Ottenuta tale abolizione, Genoino, chiese ambiziosamente il riconoscimento del vecchio privilegio concesso alla “fedelissima città” da Ferdinando il Cattolico, poi confermato da suo nipote Carlo V nel 1517, alla sua investitura a Napoli da parte del papa Clemente VII. Esso sanciva per il popolo napoletano una rappresentanza pari a quella dei nobili, con la riduzione e l’equa ripartizione delle tasse tra le classi sociali. Filomarino si propose come mediatore.

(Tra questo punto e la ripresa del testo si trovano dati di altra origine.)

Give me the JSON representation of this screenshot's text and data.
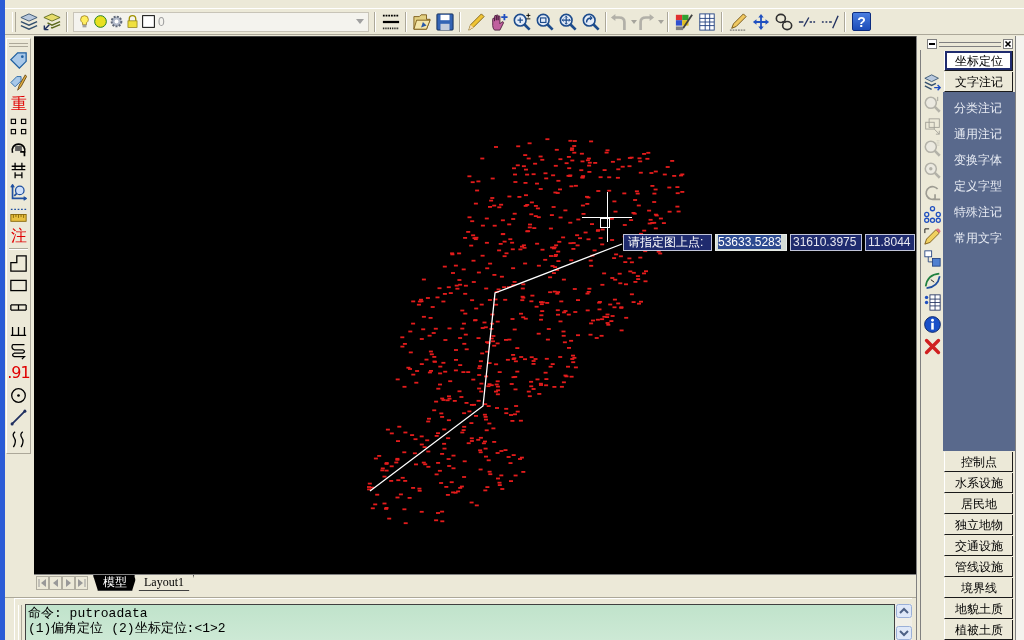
{
  "toolbar": {
    "layer_name": "0",
    "buttons": [
      {
        "kind": "icon",
        "disabled": false
      },
      {
        "kind": "icon",
        "disabled": false
      },
      {
        "kind": "icon",
        "disabled": false
      },
      {
        "kind": "icon",
        "disabled": false
      },
      {
        "kind": "icon",
        "disabled": false
      },
      {
        "kind": "icon",
        "disabled": false
      },
      {
        "kind": "icon",
        "disabled": false
      },
      {
        "kind": "icon",
        "disabled": false
      },
      {
        "kind": "icon",
        "disabled": false
      },
      {
        "kind": "icon",
        "disabled": false
      },
      {
        "kind": "icon",
        "disabled": false
      },
      {
        "kind": "icon",
        "disabled": true
      },
      {
        "kind": "icon",
        "disabled": true
      },
      {
        "kind": "icon",
        "disabled": false
      },
      {
        "kind": "icon",
        "disabled": false
      },
      {
        "kind": "icon",
        "disabled": false
      },
      {
        "kind": "icon",
        "disabled": false
      },
      {
        "kind": "icon",
        "disabled": false
      },
      {
        "kind": "icon",
        "disabled": false
      },
      {
        "kind": "icon",
        "disabled": false
      },
      {
        "kind": "text",
        "text": "?",
        "disabled": false
      }
    ]
  },
  "left_toolbar": {
    "buttons": [
      {
        "kind": "icon"
      },
      {
        "kind": "icon"
      },
      {
        "kind": "text",
        "text": "重"
      },
      {
        "kind": "icon"
      },
      {
        "kind": "icon"
      },
      {
        "kind": "icon"
      },
      {
        "kind": "icon"
      },
      {
        "kind": "icon"
      },
      {
        "kind": "text",
        "text": "注"
      },
      {
        "kind": "icon"
      },
      {
        "kind": "icon"
      },
      {
        "kind": "icon"
      },
      {
        "kind": "icon"
      },
      {
        "kind": "icon"
      },
      {
        "kind": "text",
        "text": ".91"
      },
      {
        "kind": "icon"
      },
      {
        "kind": "icon"
      },
      {
        "kind": "icon"
      }
    ]
  },
  "drawing": {
    "dynamic_input": {
      "prompt": "请指定图上点:",
      "fields": [
        {
          "value": "53633.5283",
          "selected": true
        },
        {
          "value": "31610.3975",
          "selected": false
        },
        {
          "value": "11.8044",
          "selected": false
        }
      ]
    }
  },
  "layout_tabs": [
    {
      "label": "模型",
      "selected": true
    },
    {
      "label": "Layout1",
      "selected": false
    }
  ],
  "command_line": {
    "lines": [
      "命令: putroadata",
      "(1)偏角定位 (2)坐标定位:<1>2"
    ]
  },
  "vertical_toolbar": {
    "buttons": [
      {
        "disabled": false
      },
      {
        "disabled": true
      },
      {
        "disabled": true
      },
      {
        "disabled": true
      },
      {
        "disabled": true
      },
      {
        "disabled": true
      },
      {
        "disabled": false
      },
      {
        "disabled": false
      },
      {
        "disabled": false
      },
      {
        "disabled": false
      },
      {
        "disabled": false
      },
      {
        "disabled": false
      },
      {
        "disabled": false
      }
    ]
  },
  "palette": {
    "categories": [
      {
        "label": "坐标定位",
        "selected": true,
        "expanded": false
      },
      {
        "label": "文字注记",
        "selected": false,
        "expanded": true,
        "items": [
          "分类注记",
          "通用注记",
          "变换字体",
          "定义字型",
          "特殊注记",
          "常用文字"
        ]
      },
      {
        "label": "控制点",
        "selected": false,
        "expanded": false
      },
      {
        "label": "水系设施",
        "selected": false,
        "expanded": false
      },
      {
        "label": "居民地",
        "selected": false,
        "expanded": false
      },
      {
        "label": "独立地物",
        "selected": false,
        "expanded": false
      },
      {
        "label": "交通设施",
        "selected": false,
        "expanded": false
      },
      {
        "label": "管线设施",
        "selected": false,
        "expanded": false
      },
      {
        "label": "境界线",
        "selected": false,
        "expanded": false
      },
      {
        "label": "地貌土质",
        "selected": false,
        "expanded": false
      },
      {
        "label": "植被土质",
        "selected": false,
        "expanded": false
      }
    ]
  }
}
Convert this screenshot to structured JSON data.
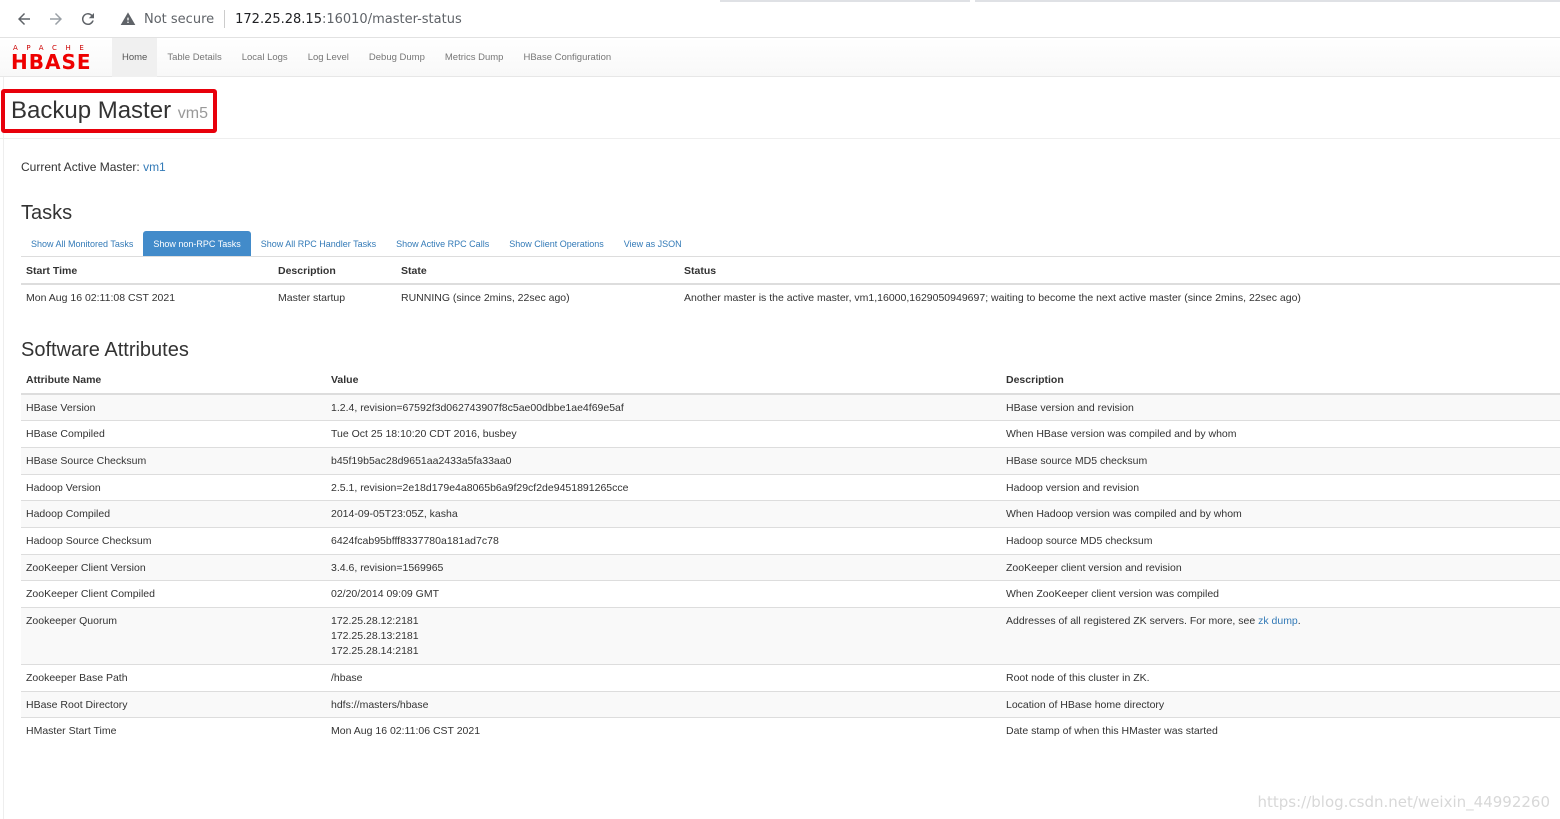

Nei giorni tra il 7 ed il 9 luglio la violenza divampò implacabile: i ritenuti responsabili delle gabelle – per primo il Girolamo Letizia che fece arrestare la moglie di Masaniello – percossi ed uccisi; i registri delle imposte incendiati; detenuti per evasione o contrabbando liberati; case di ricchi mercanti, di influenti oppressori, palazzi nobiliari messi a soqquadro ed incendiati; beni dei nobili distrutti; la Basilica del Carmine diventata sede rivoluzionaria, la Basilica di San Lorenzo ed annesso convento occupati, cannoni custoditi nel chiostro catturati.  

Il 9 luglio, dopo vani tentativi di viceré e nobili di presentare documenti falsi, finalmente una copia autentica di quel privilegio fu consegnata dagli spagnoli al Filomarino, che la consegnò a Masaniello e quindi a Genoino.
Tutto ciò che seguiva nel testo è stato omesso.